Em sua última participação nesta coluna,
Carlos Bastide Horbach pergunta: “é preciso mais deliberação no Supremo
Tribunal Federal?” A seguir, dentre outras considerações, destaca a
importância de membros do Supremo Tribunal Federal experimentados na
seara política. A propósito, vale aprofundar algumas reflexões sobre o
ponto, mormente para projetar emprego consistente de um dos mais
elementares métodos de interpretação constitucional, o histórico.
Há
alguns anos, em palestra na Faculdade de Direito do Largo de São
Francisco, José Manuel Cardoso da Costa, professor da Faculdade de
Direito da Universidade de Coimbra, que presidiu durante quase quinze
anos o Tribunal Constitucional português, destacava a importância de
compor uma Corte Constitucional com pessoas de “diferentes
sensibilidades”.
Com efeito, órgão da espécie, no melhor sentido
da expressão, é um órgão político, uma vez que protege um documento
eminentemente político, a Constituição. Não pode ser um órgão
partidário, mas é natural que seja político.
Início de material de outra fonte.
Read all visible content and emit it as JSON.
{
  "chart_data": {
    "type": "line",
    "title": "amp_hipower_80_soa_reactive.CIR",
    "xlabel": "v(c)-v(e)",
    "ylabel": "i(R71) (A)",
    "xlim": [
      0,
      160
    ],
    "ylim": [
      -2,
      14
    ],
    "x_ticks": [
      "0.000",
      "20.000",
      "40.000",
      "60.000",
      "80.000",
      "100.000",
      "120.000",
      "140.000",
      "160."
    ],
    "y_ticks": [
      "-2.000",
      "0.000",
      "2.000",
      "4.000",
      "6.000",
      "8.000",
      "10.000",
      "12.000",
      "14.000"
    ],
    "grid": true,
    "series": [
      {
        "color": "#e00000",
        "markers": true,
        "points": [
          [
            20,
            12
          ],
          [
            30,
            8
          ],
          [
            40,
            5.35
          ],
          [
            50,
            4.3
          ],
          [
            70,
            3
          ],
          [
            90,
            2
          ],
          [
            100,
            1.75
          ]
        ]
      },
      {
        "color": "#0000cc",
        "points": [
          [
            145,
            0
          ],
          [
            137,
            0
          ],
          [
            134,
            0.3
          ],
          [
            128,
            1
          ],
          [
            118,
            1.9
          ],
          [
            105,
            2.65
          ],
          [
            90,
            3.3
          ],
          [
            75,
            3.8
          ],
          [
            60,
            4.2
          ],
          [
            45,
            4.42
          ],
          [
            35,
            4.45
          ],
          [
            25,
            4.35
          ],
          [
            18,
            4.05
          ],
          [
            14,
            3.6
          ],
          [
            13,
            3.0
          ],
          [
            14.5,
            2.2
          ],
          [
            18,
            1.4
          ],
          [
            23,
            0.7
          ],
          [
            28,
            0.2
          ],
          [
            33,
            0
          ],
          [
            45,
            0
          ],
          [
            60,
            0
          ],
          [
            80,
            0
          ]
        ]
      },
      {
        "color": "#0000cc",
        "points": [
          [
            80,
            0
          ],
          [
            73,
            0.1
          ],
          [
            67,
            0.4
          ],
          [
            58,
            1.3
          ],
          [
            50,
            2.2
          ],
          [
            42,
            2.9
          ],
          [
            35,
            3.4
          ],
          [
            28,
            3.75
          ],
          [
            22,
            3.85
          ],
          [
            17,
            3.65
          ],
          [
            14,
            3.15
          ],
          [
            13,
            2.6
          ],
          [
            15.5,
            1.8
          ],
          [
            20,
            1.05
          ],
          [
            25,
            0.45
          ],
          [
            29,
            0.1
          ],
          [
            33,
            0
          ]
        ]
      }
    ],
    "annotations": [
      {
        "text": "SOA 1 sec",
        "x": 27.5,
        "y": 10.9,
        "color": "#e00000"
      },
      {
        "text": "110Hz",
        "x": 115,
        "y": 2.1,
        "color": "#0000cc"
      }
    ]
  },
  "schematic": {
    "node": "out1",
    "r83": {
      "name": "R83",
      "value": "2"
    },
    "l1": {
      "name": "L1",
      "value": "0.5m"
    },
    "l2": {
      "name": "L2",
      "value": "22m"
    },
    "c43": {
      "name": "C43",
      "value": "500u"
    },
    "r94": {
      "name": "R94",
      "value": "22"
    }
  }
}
Para tanto, é essencial que
tenha em seus quadros pessoas de diferentes sensibilidades, ou seja,
egressos da magistratura de carreira, do Ministério Público, da
advocacia (pública e privada), da academia e da própria “seara
política”, representativos de variadas maneiras de compreender o mundo,
aí incluídos positivistas, jus-naturalistas, etc.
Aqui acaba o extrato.